Fane, l'auteur de «Joe Bar Team», se délecte avec une nuée de voyous et de chouettes nanas motorisés dans une course dantesque.

Une route désaffectée en plein désert, une vieille station-service et de la poussière. Lorsque Billy Joe, ténébreux leader des Red Noses, pousse la porte de chez les O’Neil, il vient remettre son titre en jeu. À l’appel du plus éminent gang du pays, des dizaines de «voyous» du volant et autres fous de vitesse vont se retrouver en plein désert pour une gigantesque course clandestine dont le vainqueur sera élu «chef de meute» pour un an.

Mais ce site perdu, avec ses hectares de pistes arides qui l’entourent, va se retrouver dans le collimateur des autorités et des médias. Et la Station «Lisa Dora» devenir le théâtre des pires dérapages. «J'ai digéré toutes mes influences fétiches, cette espèce de révolution mécanique du temps de "Hot Rod" et "American Graffiti", et mes petits fantasmes pour en tirer cette histoire», explique Fane, auteur de ce «Streamliner», prévu en deux tomes (suite et fin prévues en septembre).

Dans un registre graphique qui secoue, il livre une symphonie pour bolides, aventuriers et jolies filles, interprétée pied au plancher sur fond d’Amérique éternelle. La jolie et innocente Cristal aura fort à faire pour rester ce qu'elle est, aux côtés de son père, Evel O’Neil, vieille gloire de la compétition automobile vintage soi-disant rangée des bagnoles.

Ils se croyaient seuls au monde. C'était avant que Billy Joe n'arrive pour faire renaître l’esprit streamliner, ces courses automobiles extrêmes et presque sans règles qui ont fait la gloire des bolides d’antan et de leurs pilotes, à l’orée des années 50. Père et fille accepteront le défi, Cristal prenant elle-même le volant de la Black Widow, bolide de légende qui fut naguère la voiture de son père, à l’époque où on le surnommait le Duke…

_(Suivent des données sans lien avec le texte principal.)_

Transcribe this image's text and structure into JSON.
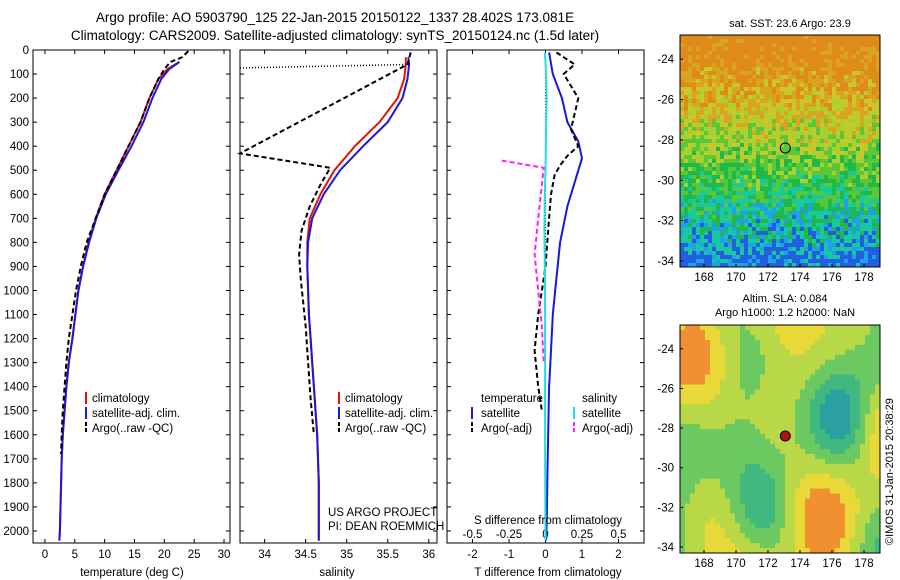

«Ce devait être une histoire de science-fiction. Mais j'ai fini par changer mon fusil d'épaule pour revenir à une atmosphère plus sixties, plus US surtout», dit Fane. Évidemment, la course va connaître une tournure inattendue, à mesure que s’y greffent successivement des fédéraux dévoyés du secret service, un groupe de filles très rock’n’roll, des publicitaires à l’affût d’un bon coup, des médias sans scrupules affamés de scoops et même un jeune tueur psychopathe en cavale.